Acer Sick of Being Cheap and Unprofitable, Wants to be Like Apple

From DailyTech: Taiwan's Acer Inc. (TPE:2353) is sick and tired of making "cheap" products. It lusts for the kind sleek designs that highly profitable American computermaker Apple, Inc. (AAPL) produces.

Acer CEO J.T. Wang was blunt when he remarked, "We will shift our strategy to improving profitability from pursuing market share blindly with cheap and unprofitable products."

The candid rhetoric is a sharp departure from that of company founder Stan Shih who in 2010 fielded such wild opinions as stating that Acer's products were so cheap they would put Dell, Inc. (DELL) and Hewlett-Packard Comp. (HPQ) out of business in 20 years and that Apple was a "mutant virus" that would go the way of "Betamax". At the time Acer had just stolen the number two spot in global sales from Dell.

However, since then it's been all downhill for the firm. It began to post losses, its CEO was forced to resign, and suddenly "cheap" was perceived in a whole new light. Suddenly Acer began to aspire to be more like Apple -- a premium vendor with large margins.

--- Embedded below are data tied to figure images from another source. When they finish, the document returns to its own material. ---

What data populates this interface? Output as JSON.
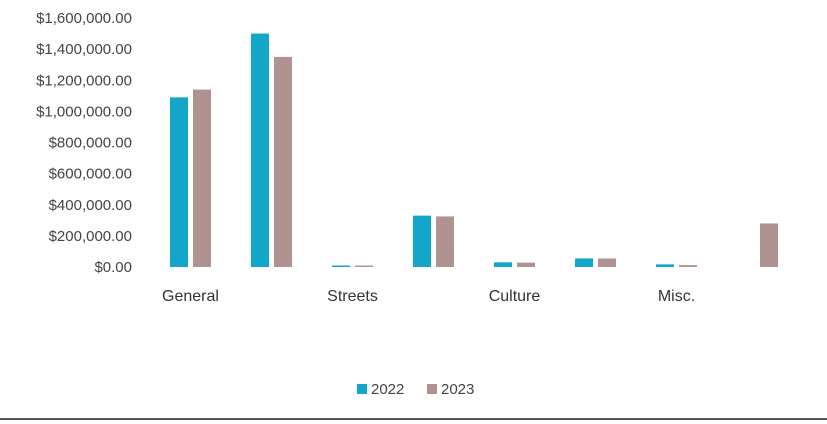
{
  "chart_data": {
    "type": "bar",
    "categories": [
      "General",
      "",
      "Streets",
      "",
      "Culture",
      "",
      "Misc.",
      ""
    ],
    "series": [
      {
        "name": "2022",
        "color": "#12A6C8",
        "values": [
          1090000,
          1500000,
          3000,
          330000,
          30000,
          55000,
          17000,
          0
        ]
      },
      {
        "name": "2023",
        "color": "#B09290",
        "values": [
          1140000,
          1350000,
          6000,
          325000,
          28000,
          55000,
          12000,
          280000
        ]
      }
    ],
    "ylim": [
      0,
      1600000
    ],
    "yticks": [
      "$0.00",
      "$200,000.00",
      "$400,000.00",
      "$600,000.00",
      "$800,000.00",
      "$1,000,000.00",
      "$1,200,000.00",
      "$1,400,000.00",
      "$1,600,000.00"
    ],
    "title": "",
    "xlabel": "",
    "ylabel": "",
    "legend": {
      "position": "bottom",
      "items": [
        "2022",
        "2023"
      ]
    },
    "grid": false
  }
}
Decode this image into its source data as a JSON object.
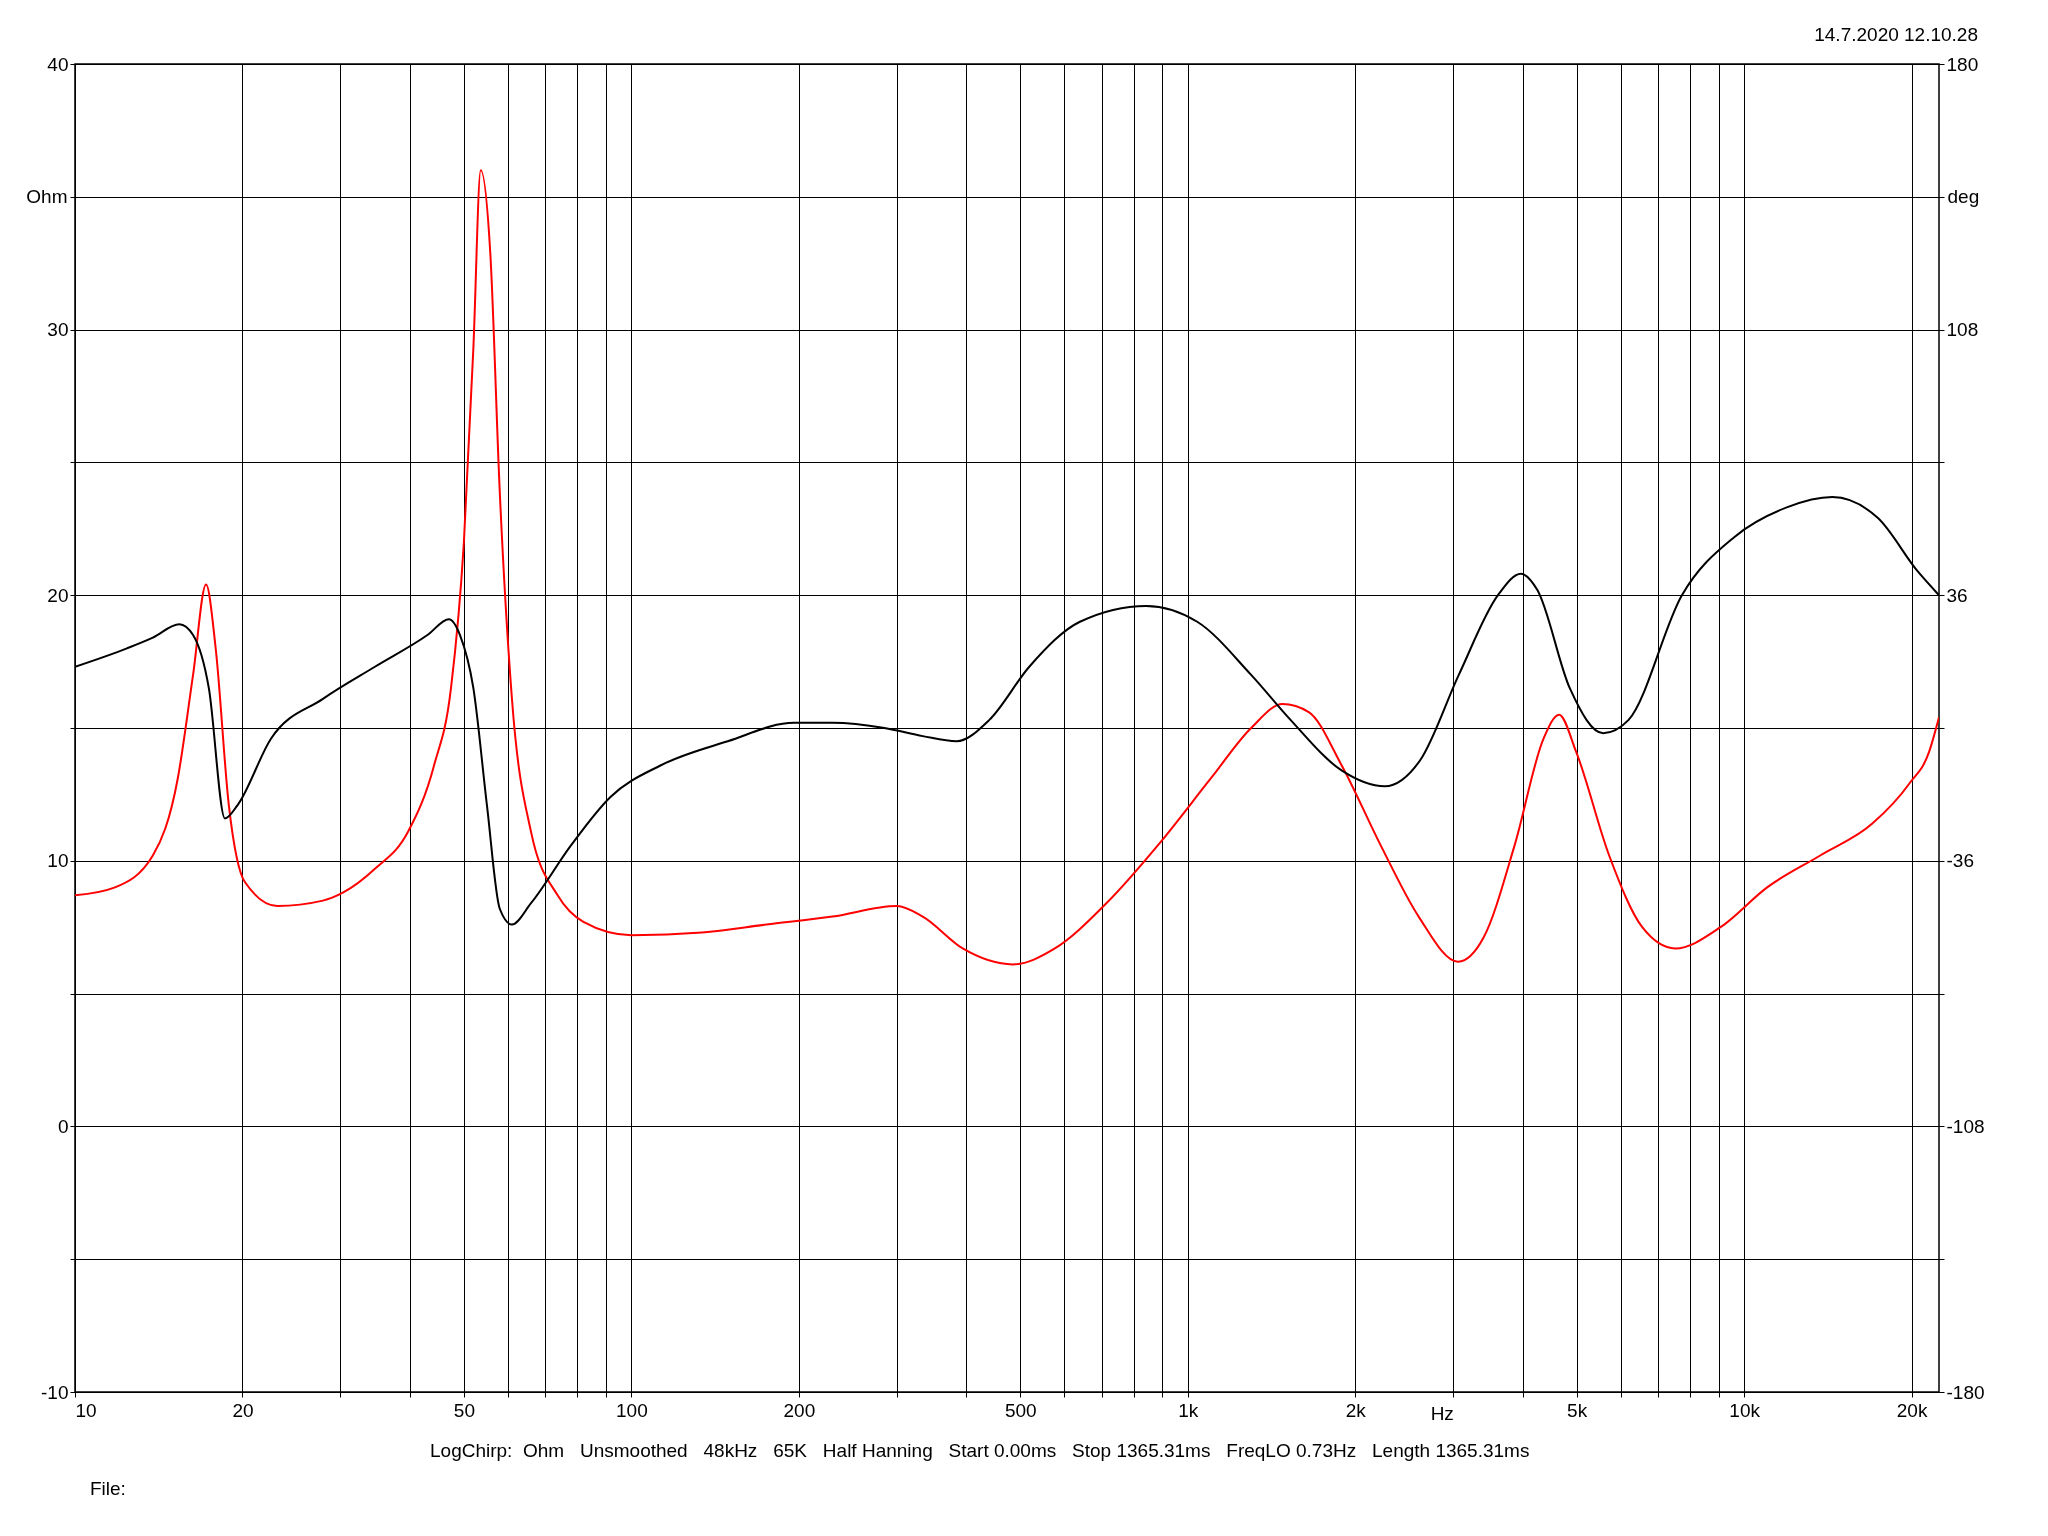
{
  "chart_data": {
    "type": "line",
    "xlabel": "Hz",
    "ylabel": "Ohm",
    "y2label": "deg",
    "log": "x",
    "grid": true,
    "xlim": [
      10,
      22400
    ],
    "ylim": [
      -10,
      40
    ],
    "y2lim": [
      -180,
      180
    ],
    "xticks": [
      10,
      20,
      {
        "value": 30,
        "label": null
      },
      {
        "value": 40,
        "label": null
      },
      50,
      {
        "value": 60,
        "label": null
      },
      {
        "value": 70,
        "label": null
      },
      {
        "value": 80,
        "label": null
      },
      {
        "value": 90,
        "label": null
      },
      100,
      200,
      {
        "value": 300,
        "label": null
      },
      {
        "value": 400,
        "label": null
      },
      500,
      {
        "value": 600,
        "label": null
      },
      {
        "value": 700,
        "label": null
      },
      {
        "value": 800,
        "label": null
      },
      {
        "value": 900,
        "label": null
      },
      {
        "value": 1000,
        "label": "1k"
      },
      {
        "value": 2000,
        "label": "2k"
      },
      {
        "value": 3000,
        "label": null
      },
      {
        "value": 4000,
        "label": null
      },
      {
        "value": 5000,
        "label": "5k"
      },
      {
        "value": 6000,
        "label": null
      },
      {
        "value": 7000,
        "label": null
      },
      {
        "value": 8000,
        "label": null
      },
      {
        "value": 9000,
        "label": null
      },
      {
        "value": 10000,
        "label": "10k"
      },
      {
        "value": 20000,
        "label": "20k"
      }
    ],
    "yticks": [
      -10,
      {
        "value": -5,
        "label": null
      },
      0,
      {
        "value": 5,
        "label": null
      },
      10,
      {
        "value": 15,
        "label": null
      },
      20,
      {
        "value": 25,
        "label": null
      },
      30,
      {
        "value": 35,
        "label": null
      },
      40
    ],
    "y2ticks": [
      -180,
      {
        "value": -144,
        "label": null
      },
      -108,
      {
        "value": -72,
        "label": null
      },
      -36,
      {
        "value": 0,
        "label": null
      },
      36,
      {
        "value": 72,
        "label": null
      },
      108,
      {
        "value": 144,
        "label": null
      },
      180
    ],
    "annotations": [
      "14.7.2020 12.10.28",
      "LogChirp:  Ohm   Unsmoothed   48kHz   65K   Half Hanning   Start 0.00ms   Stop 1365.31ms   FreqLO 0.73Hz   Length 1365.31ms",
      "File:"
    ],
    "series": [
      {
        "color": "#ff0000",
        "x": [
          10,
          11.8,
          13.8,
          15.3,
          16.3,
          17.2,
          17.9,
          18.9,
          20.2,
          23.1,
          27.9,
          30.3,
          34.6,
          39.7,
          44.2,
          47.4,
          50,
          52,
          53.6,
          55.8,
          58,
          61,
          66,
          73.7,
          82,
          100,
          134,
          175,
          230,
          300,
          334,
          394,
          485,
          577,
          714,
          885,
          1100,
          1300,
          1480,
          1650,
          1890,
          2220,
          2600,
          3060,
          3400,
          3870,
          4360,
          4650,
          4990,
          5720,
          6560,
          7520,
          9070,
          11000,
          13700,
          17000,
          19800,
          21500,
          22400
        ],
        "values": [
          8.7,
          9.0,
          10.2,
          13.1,
          17.0,
          20.4,
          18.0,
          12.1,
          9.2,
          8.3,
          8.5,
          8.8,
          9.7,
          11.1,
          13.6,
          16.5,
          22.0,
          29.3,
          36.0,
          32.8,
          23.9,
          16.1,
          11.1,
          8.7,
          7.7,
          7.2,
          7.3,
          7.6,
          7.9,
          8.3,
          7.9,
          6.7,
          6.1,
          6.7,
          8.4,
          10.6,
          13.1,
          15.0,
          15.9,
          15.6,
          13.6,
          10.6,
          7.9,
          6.2,
          7.1,
          10.6,
          14.6,
          15.5,
          14.1,
          10.2,
          7.5,
          6.7,
          7.5,
          9.0,
          10.2,
          11.4,
          12.9,
          14.1,
          15.4
        ]
      },
      {
        "color": "#000000",
        "axis": "y2",
        "x": [
          10,
          12.4,
          13.8,
          15.4,
          16.3,
          17.4,
          18.6,
          19.6,
          22.5,
          27.9,
          34.6,
          43,
          47,
          49.2,
          52,
          55,
          58,
          61,
          66,
          78,
          91.7,
          113,
          149,
          196,
          230,
          285,
          334,
          384,
          440,
          519,
          640,
          842,
          1040,
          1300,
          1530,
          1890,
          2260,
          2620,
          3070,
          3610,
          3970,
          4250,
          4860,
          5580,
          6200,
          7730,
          9610,
          11930,
          14400,
          17400,
          20500,
          22400
        ],
        "values": [
          16.6,
          21.6,
          24.5,
          28.1,
          25.2,
          10.8,
          -24.5,
          -20.9,
          -2.9,
          7.9,
          16.6,
          25.2,
          29.5,
          25.2,
          10.8,
          -20.9,
          -49,
          -53.3,
          -47.5,
          -31.7,
          -18.7,
          -10.1,
          -3.6,
          1.4,
          1.4,
          0,
          -2.2,
          -3.6,
          2.2,
          16.6,
          28.8,
          33.1,
          28.8,
          14.4,
          2.2,
          -11.5,
          -15.8,
          -8.6,
          14.4,
          36,
          41.8,
          37.4,
          10.8,
          -1.4,
          2.2,
          36,
          51.8,
          59.8,
          62.6,
          56.9,
          42.5,
          36
        ]
      }
    ]
  }
}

In 2011, the situation has progressively deteriorated for Acer, despite its change in attitude. Tablet sales passed netbook sales -- Acer's traditional sales driver. Acer had prepared for this launching an Android tablet, but this first crack at the tablet market proved a relative flop, forcing it to cut sales estimates almost in half.

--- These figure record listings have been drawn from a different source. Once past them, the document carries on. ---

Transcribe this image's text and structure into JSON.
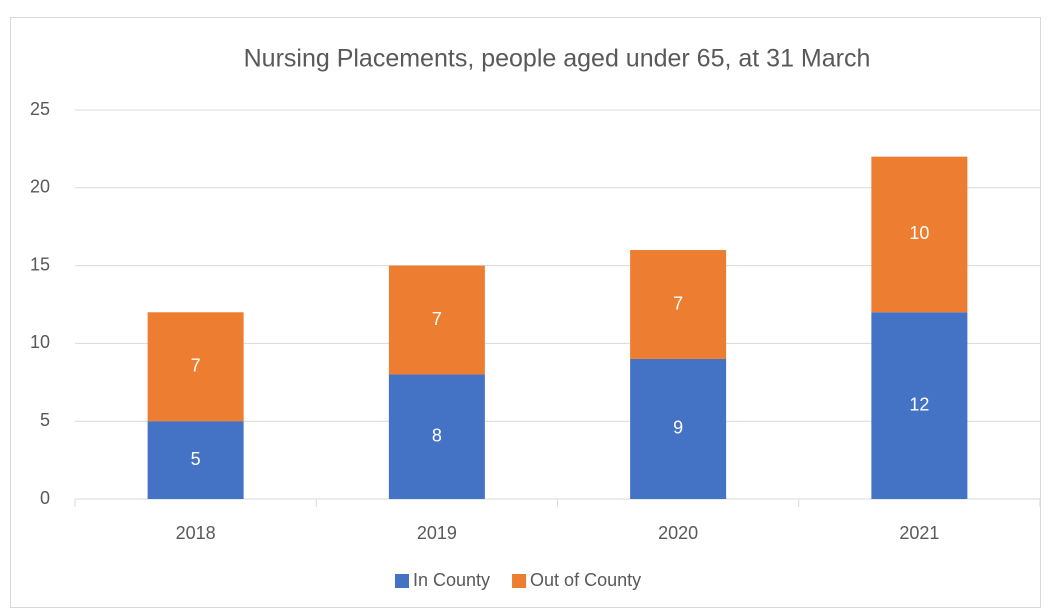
{
  "chart_data": {
    "type": "stacked_bar",
    "title": "Nursing Placements, people aged under 65, at 31 March",
    "categories": [
      "2018",
      "2019",
      "2020",
      "2021"
    ],
    "series": [
      {
        "name": "In County",
        "color": "#4472c4",
        "values": [
          5,
          8,
          9,
          12
        ]
      },
      {
        "name": "Out of County",
        "color": "#ed7d31",
        "values": [
          7,
          7,
          7,
          10
        ]
      }
    ],
    "ylim": [
      0,
      25
    ],
    "yticks": [
      0,
      5,
      10,
      15,
      20,
      25
    ],
    "grid": true,
    "legend": "bottom"
  }
}
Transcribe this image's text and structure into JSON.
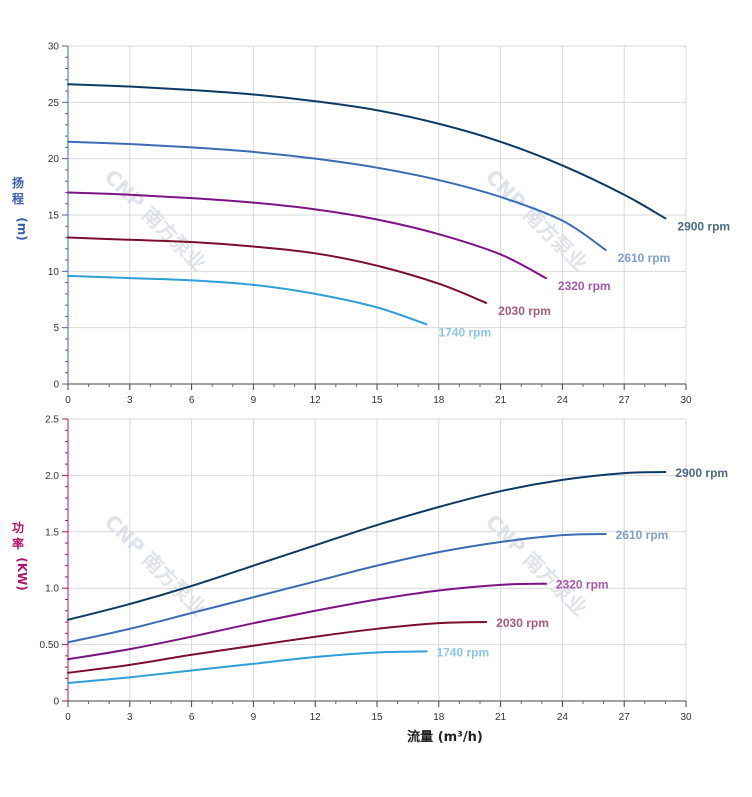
{
  "chart_data": [
    {
      "type": "line",
      "title": "",
      "ylabel": "扬程 (m)",
      "ylabel_color": "#3a5fb0",
      "ylim": [
        0,
        30
      ],
      "yticks": [
        "0",
        "5",
        "10",
        "15",
        "20",
        "25",
        "30"
      ],
      "xlim": [
        0,
        30
      ],
      "xticks": [
        "0",
        "3",
        "6",
        "9",
        "12",
        "15",
        "18",
        "21",
        "24",
        "27",
        "30"
      ],
      "grid": true,
      "series": [
        {
          "name": "2900 rpm",
          "color": "#0d3a63",
          "label_color": "#4d6985",
          "x": [
            0,
            3,
            6,
            9,
            12,
            15,
            18,
            21,
            24,
            27,
            29
          ],
          "y": [
            26.6,
            26.4,
            26.1,
            25.7,
            25.1,
            24.3,
            23.1,
            21.5,
            19.4,
            16.8,
            14.7
          ]
        },
        {
          "name": "2610 rpm",
          "color": "#3c6cb4",
          "label_color": "#7f9fca",
          "x": [
            0,
            3,
            6,
            9,
            12,
            15,
            18,
            21,
            24,
            26.1
          ],
          "y": [
            21.5,
            21.3,
            21.0,
            20.6,
            20.0,
            19.2,
            18.1,
            16.6,
            14.5,
            11.9
          ]
        },
        {
          "name": "2320 rpm",
          "color": "#7d1484",
          "label_color": "#a45aa8",
          "x": [
            0,
            3,
            6,
            9,
            12,
            15,
            18,
            21,
            23.2
          ],
          "y": [
            17.0,
            16.8,
            16.5,
            16.1,
            15.5,
            14.6,
            13.3,
            11.5,
            9.4
          ]
        },
        {
          "name": "2030 rpm",
          "color": "#7a0f2c",
          "label_color": "#a85d75",
          "x": [
            0,
            3,
            6,
            9,
            12,
            15,
            18,
            20.3
          ],
          "y": [
            13.0,
            12.8,
            12.6,
            12.2,
            11.6,
            10.5,
            8.9,
            7.2
          ]
        },
        {
          "name": "1740 rpm",
          "color": "#2f9fd8",
          "label_color": "#8cc6e8",
          "x": [
            0,
            3,
            6,
            9,
            12,
            15,
            17.4
          ],
          "y": [
            9.6,
            9.4,
            9.2,
            8.8,
            8.0,
            6.8,
            5.3
          ]
        }
      ]
    },
    {
      "type": "line",
      "title": "",
      "ylabel": "功率 (KW)",
      "ylabel_color": "#b3146b",
      "xlabel": "流量 (m³/h)",
      "ylim": [
        0,
        2.5
      ],
      "yticks": [
        "0",
        "0.50",
        "1.0",
        "1.5",
        "2.0",
        "2.5"
      ],
      "xlim": [
        0,
        30
      ],
      "xticks": [
        "0",
        "3",
        "6",
        "9",
        "12",
        "15",
        "18",
        "21",
        "24",
        "27",
        "30"
      ],
      "grid": true,
      "series": [
        {
          "name": "2900 rpm",
          "color": "#0d3a63",
          "label_color": "#4d6985",
          "x": [
            0,
            3,
            6,
            9,
            12,
            15,
            18,
            21,
            24,
            27,
            29
          ],
          "y": [
            0.72,
            0.86,
            1.02,
            1.2,
            1.38,
            1.56,
            1.72,
            1.86,
            1.96,
            2.02,
            2.03
          ]
        },
        {
          "name": "2610 rpm",
          "color": "#3c6cb4",
          "label_color": "#7f9fca",
          "x": [
            0,
            3,
            6,
            9,
            12,
            15,
            18,
            21,
            24,
            26.1
          ],
          "y": [
            0.52,
            0.64,
            0.78,
            0.92,
            1.06,
            1.2,
            1.32,
            1.41,
            1.47,
            1.48
          ]
        },
        {
          "name": "2320 rpm",
          "color": "#7d1484",
          "label_color": "#a45aa8",
          "x": [
            0,
            3,
            6,
            9,
            12,
            15,
            18,
            21,
            23.2
          ],
          "y": [
            0.37,
            0.46,
            0.57,
            0.69,
            0.8,
            0.9,
            0.98,
            1.03,
            1.04
          ]
        },
        {
          "name": "2030 rpm",
          "color": "#7a0f2c",
          "label_color": "#a85d75",
          "x": [
            0,
            3,
            6,
            9,
            12,
            15,
            18,
            20.3
          ],
          "y": [
            0.25,
            0.32,
            0.41,
            0.49,
            0.57,
            0.64,
            0.69,
            0.7
          ]
        },
        {
          "name": "1740 rpm",
          "color": "#2f9fd8",
          "label_color": "#8cc6e8",
          "x": [
            0,
            3,
            6,
            9,
            12,
            15,
            17.4
          ],
          "y": [
            0.16,
            0.21,
            0.27,
            0.33,
            0.39,
            0.43,
            0.44
          ]
        }
      ]
    }
  ],
  "watermark": "CNP 南方泵业"
}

Recent estimates on global PC sales show Acer shedding nearly 20 percent of its U.S. and 10 percent of its global market share, falling to fifth place in the U.S. and fourth place globally in PC sales (excluding tablets).

Acer feels that by focusing on good battery life, a thin design, and light weight it will be able to return to sales success. The culmination of all those characteristics is "ultrabook" a class of PCs first introduced by HP's "Envy" and Apple's MacBook Air luxury designs back in 2008. Officially the term "ultrabook" comes from chipmaker Intel Corp. (INTC) and has a strict set of hardware quality requirements for use.